Al igual que ocurre con la
cuestión de los límites, la frustración infantil es
controvertida y muchas veces interpretada erróneamente por padres y educadores.
Es común escuchar frases del
tipo “es importante que los niños se frustren” “este niño no tolera la
frustración porque está malcriado”.. y también, en el otro lado, “no hay que
frustrar a los niños”.
Los seres humanos tenemos el
defecto de hablar “de oídas” y repetir frases hechas sin profundizar demasiado
en lo que significan. Aunque no nos
culpo: la frustración es un concepto complejo y su función en el desarrollo
infantil es difícil de entender y delimitar.
La
frustración es la emoción que se deriva de la no consecución de los propios
deseos o la no satisfacción de las necesidades. Es una emoción que se vive como
negativa, mezcla de rabia, tristeza e impotencia, complicada de resolver para
los niños, que suelen estallar en llanto y pataleta cuando no pueden integrar
estos límites adecuadamente.
Es un “no
conformarse” y desde mi punto de vista, cumple la doble función de servir como
límite (temporal o definitivamente) y de
estimular, al mismo tiempo, determinados procesos de pensamiento cuya finalidad
es acomodarse (que no resignarse) a esas dificultades específicas, generando
diferentes respuestas más o menos adaptativas (por ejemplo, esperar para
intentarlo más adelante, o intentarlo de otra manera, o cambiar el objeto de
deseo por otro parecido que sí pueda conseguirse).
Es, además, el
resultado de la interacción del niño con un “otro” (siendo ese otro un
objeto,
un contexto o una persona… e incluso con un “yo mismo en un desempeño
previo”),
de modo que es un vehículo cargado de valiosa información tanto de los
deseos y
necesidades del niño como de su posibilidad de realización en el mundo
real. Cumple, además, la función de darle "cuerpo" a esos deseos y esas
necesidades, de hacerlos conscientes, de posibilitar que sean
aprehendidos, pensados y operativizados de forma concreta.
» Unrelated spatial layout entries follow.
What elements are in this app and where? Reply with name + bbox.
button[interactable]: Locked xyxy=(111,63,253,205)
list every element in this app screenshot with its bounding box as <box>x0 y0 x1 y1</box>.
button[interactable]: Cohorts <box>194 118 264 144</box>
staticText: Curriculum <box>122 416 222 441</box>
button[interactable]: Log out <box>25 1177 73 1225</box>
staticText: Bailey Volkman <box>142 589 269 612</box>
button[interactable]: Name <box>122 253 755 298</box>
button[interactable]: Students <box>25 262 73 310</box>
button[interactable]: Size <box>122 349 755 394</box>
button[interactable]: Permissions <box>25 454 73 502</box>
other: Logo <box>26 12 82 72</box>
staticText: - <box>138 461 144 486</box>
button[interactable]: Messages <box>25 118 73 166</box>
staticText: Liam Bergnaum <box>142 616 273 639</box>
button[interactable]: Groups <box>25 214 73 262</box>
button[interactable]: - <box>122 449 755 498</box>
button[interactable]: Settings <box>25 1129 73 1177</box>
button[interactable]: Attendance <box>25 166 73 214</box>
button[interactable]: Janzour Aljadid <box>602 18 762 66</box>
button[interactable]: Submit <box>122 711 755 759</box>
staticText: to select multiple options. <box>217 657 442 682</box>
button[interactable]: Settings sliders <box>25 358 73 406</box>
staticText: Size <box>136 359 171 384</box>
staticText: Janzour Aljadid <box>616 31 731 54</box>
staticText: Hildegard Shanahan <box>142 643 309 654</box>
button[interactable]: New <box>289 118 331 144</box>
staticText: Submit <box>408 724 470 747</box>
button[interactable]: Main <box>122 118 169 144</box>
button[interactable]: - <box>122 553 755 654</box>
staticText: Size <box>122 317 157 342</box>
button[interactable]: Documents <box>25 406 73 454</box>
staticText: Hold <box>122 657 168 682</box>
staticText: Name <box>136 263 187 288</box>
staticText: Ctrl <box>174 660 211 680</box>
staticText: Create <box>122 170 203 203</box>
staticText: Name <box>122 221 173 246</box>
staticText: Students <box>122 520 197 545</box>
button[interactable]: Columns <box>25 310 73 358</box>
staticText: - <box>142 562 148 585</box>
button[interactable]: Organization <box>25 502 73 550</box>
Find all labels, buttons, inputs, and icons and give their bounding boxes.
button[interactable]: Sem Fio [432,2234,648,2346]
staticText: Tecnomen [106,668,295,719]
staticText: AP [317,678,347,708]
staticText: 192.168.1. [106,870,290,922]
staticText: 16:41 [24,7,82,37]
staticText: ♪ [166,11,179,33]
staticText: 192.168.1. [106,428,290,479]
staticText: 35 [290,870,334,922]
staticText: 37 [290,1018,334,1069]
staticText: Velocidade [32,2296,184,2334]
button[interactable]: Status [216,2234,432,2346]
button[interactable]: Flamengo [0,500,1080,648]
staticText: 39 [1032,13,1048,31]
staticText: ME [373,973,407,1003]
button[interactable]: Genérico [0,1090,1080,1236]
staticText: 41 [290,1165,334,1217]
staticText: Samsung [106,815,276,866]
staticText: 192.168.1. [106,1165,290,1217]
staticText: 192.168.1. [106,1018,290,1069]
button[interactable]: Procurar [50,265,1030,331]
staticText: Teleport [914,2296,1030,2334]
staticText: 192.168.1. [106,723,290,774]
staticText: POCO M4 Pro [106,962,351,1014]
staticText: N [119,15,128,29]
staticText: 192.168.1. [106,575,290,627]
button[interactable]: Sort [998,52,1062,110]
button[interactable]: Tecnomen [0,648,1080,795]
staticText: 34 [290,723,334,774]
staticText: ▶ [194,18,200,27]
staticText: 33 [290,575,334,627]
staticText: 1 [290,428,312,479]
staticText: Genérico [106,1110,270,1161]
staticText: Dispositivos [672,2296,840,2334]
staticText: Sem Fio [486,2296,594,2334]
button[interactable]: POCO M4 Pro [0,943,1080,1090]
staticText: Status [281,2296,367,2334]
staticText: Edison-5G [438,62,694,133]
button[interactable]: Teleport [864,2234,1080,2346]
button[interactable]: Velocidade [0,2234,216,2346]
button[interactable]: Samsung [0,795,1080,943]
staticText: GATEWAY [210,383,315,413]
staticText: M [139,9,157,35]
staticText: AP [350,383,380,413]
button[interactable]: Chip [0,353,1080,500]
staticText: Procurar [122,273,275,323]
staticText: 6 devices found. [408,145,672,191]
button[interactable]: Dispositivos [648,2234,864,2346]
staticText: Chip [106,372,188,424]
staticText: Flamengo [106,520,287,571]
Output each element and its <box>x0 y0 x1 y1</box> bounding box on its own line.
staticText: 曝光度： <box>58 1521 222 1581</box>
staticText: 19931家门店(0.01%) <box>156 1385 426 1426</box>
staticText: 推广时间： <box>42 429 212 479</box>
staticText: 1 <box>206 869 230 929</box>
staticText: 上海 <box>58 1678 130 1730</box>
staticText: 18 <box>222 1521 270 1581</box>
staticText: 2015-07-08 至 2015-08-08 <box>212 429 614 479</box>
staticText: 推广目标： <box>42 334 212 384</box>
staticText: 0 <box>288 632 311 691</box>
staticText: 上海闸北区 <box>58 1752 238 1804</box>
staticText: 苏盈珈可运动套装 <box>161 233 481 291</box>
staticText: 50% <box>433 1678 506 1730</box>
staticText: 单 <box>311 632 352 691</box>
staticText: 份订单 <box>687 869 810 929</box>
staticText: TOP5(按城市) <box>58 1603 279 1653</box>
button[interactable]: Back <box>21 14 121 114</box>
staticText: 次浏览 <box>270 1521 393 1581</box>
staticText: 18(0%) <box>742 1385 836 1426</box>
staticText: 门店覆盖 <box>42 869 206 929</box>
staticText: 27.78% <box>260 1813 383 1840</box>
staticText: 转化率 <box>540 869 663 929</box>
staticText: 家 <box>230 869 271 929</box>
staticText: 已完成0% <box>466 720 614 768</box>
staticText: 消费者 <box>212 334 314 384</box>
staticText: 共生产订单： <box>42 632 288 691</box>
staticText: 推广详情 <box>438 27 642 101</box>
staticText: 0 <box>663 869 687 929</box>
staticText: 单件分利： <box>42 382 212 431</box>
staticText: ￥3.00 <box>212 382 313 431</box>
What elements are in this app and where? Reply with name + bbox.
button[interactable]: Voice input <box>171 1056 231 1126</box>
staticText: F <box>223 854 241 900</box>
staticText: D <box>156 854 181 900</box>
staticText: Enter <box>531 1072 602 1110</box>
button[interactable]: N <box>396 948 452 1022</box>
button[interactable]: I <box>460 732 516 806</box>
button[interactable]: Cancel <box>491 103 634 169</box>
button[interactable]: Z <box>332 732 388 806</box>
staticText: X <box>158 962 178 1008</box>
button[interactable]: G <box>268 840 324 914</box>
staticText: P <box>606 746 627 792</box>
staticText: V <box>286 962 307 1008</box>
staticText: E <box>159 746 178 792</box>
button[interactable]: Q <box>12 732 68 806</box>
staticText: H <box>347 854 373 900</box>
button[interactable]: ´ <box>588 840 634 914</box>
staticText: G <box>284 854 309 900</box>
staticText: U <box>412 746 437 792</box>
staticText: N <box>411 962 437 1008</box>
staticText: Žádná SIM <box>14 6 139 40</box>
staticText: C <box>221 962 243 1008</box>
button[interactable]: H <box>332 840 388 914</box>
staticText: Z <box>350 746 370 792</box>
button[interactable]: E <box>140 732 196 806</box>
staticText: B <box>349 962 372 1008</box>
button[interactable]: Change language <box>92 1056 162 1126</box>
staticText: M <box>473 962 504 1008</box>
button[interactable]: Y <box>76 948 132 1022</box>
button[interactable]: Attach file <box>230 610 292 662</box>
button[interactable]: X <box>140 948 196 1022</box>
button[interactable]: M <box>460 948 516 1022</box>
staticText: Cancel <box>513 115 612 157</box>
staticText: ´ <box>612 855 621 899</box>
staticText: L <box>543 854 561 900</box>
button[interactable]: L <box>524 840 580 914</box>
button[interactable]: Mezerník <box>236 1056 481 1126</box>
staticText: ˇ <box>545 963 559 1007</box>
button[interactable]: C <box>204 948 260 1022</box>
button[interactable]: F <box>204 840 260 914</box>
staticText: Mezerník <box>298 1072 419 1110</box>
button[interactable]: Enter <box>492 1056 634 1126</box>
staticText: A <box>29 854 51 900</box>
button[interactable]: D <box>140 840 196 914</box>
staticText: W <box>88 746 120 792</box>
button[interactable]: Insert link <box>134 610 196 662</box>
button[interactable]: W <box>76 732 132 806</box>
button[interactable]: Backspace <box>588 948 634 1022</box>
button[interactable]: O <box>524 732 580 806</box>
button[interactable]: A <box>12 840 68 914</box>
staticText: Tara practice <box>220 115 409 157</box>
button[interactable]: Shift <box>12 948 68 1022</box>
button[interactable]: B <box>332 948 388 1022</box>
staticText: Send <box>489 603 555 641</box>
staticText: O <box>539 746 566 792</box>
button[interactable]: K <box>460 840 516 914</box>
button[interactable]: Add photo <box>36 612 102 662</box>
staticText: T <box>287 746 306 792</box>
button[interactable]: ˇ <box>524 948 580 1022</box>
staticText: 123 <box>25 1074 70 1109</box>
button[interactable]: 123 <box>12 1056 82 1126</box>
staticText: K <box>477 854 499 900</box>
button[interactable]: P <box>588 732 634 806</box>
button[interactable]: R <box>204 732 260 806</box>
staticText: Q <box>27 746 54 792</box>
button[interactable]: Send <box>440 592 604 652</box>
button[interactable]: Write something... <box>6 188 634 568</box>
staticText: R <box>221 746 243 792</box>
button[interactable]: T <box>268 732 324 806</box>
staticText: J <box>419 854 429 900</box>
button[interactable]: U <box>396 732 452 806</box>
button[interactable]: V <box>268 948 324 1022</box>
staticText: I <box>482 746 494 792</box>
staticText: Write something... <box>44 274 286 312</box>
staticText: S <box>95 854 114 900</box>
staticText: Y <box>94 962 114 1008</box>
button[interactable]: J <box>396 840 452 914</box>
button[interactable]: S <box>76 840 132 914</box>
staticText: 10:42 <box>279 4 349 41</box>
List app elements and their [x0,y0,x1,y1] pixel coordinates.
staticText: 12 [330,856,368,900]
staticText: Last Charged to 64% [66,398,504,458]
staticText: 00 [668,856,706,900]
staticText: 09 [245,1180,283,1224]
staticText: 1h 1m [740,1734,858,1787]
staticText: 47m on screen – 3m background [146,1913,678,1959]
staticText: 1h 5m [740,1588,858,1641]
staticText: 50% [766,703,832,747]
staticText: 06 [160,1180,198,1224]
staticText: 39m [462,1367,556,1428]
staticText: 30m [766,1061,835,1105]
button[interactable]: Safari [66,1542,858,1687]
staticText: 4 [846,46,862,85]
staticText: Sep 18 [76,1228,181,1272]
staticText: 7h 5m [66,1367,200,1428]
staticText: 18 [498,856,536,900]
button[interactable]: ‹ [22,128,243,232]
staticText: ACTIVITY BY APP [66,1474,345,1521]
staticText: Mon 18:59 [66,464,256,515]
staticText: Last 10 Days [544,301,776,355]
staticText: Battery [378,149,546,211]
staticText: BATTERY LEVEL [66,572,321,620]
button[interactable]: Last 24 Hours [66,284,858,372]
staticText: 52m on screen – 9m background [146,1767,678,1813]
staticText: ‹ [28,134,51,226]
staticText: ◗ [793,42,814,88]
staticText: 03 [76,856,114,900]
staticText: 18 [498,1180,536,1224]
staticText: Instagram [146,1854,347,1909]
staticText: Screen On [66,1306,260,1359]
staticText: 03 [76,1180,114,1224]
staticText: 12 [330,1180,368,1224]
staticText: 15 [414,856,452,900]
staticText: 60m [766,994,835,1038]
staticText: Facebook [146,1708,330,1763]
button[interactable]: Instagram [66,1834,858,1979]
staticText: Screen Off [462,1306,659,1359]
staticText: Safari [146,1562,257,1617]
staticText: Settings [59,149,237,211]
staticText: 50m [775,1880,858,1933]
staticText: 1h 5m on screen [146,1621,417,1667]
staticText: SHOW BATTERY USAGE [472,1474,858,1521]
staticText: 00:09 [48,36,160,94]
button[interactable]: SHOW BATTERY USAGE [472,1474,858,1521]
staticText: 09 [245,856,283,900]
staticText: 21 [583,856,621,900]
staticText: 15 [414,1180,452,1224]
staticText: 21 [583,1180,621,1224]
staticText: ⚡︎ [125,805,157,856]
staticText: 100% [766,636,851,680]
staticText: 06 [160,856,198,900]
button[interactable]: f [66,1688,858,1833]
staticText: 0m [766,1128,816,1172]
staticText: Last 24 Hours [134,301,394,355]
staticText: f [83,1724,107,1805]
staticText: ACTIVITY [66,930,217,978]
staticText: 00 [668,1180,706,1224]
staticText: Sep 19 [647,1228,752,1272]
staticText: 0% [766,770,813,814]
La frustración sería, por tanto,
la emoción que se deriva del intercambio
entre la subjetividad del niño y la realidad: la transacción entre el deseo y su posibilidad de realización.
Inherente a
la vida y al desarrollo, siempre que haya un movimiento, un avance…
habrá frustraciones aquí y allá, que enmarquen dicho avance en un determinado
cauce.
Así, desde el momento mismo del
nacimiento, los bebés tienen acceso a la frustración a través de sus
necesidades básicas insatisfechas. A medida que su cuerpo crece y va llenándose
de posibilidades (arrastrase, agarrar), el pequeño tiene como regulador
principal de sus acciones esa frustración (el no llegar, etc..). Y como he
dicho antes, ese límite es a la vez información y estímulo para seguir
adelante.
En estos primeros años, las
frustraciones naturales tienen que ver fundamentalmente con el entorno físico,
y son por sí mismas suficientes como para ir configurando los niveles de
tolerancia del pequeño a la misma.
No es necesario, pues, añadir
frustraciones de ninguna clase: emocionales (que aprenda a estar solo, etc..),
por ejemplo.
Más adelante, y cuando las
barreras físicas ya no son casi un impedimento,
la frustración aparece en el marco de la relación con los demás de una
forma muy marcada: el propio proceso de convivencia y socialización inauguran
para el pequeño un sinfín de posibilidades, acompañadas de un sinfín de
frustraciones.
En estos años las
frustraciones se enmarcan, de forma natural, en el mundo de los afectos y las
relaciones con los demás.
Lo que quiero explicar con
todo esto es que no es necesario darle al niño frustraciones “gratuitas” o
artificiales. La propia vida y su interacción con los demás, van a proveerle de
estas experiencias frustrantes de forma continuada y adecuada a su momento de
desarrollo; un exceso de experiencias frustrantes mina la propia estima y
sobrecarga emocionalmente al pequeño, que incapaz de metabolizar esas emociones
se sentirá superado por la angustia.
Pero así como no es necesaria
su gratuidad, la frustración tampoco debería ser evitada a toda costa: proteger
a nuestros hijos de la propia vida les impide el acceso a ese estímulo, ese
afán de superación del que os he hablado y, además, les niega una parcela de
información (la de la realidad) totalmente necesaria para que se hagan una idea
del mundo adecuada.
Así, la frustración que ayuda
a crecer es aquella que le permite al niño experimentar el límite pero, al
mismo tiempo, poner en marcha sus recursos internos para seguir luchando por
aquello que desea o necesita de la forma más adecuada.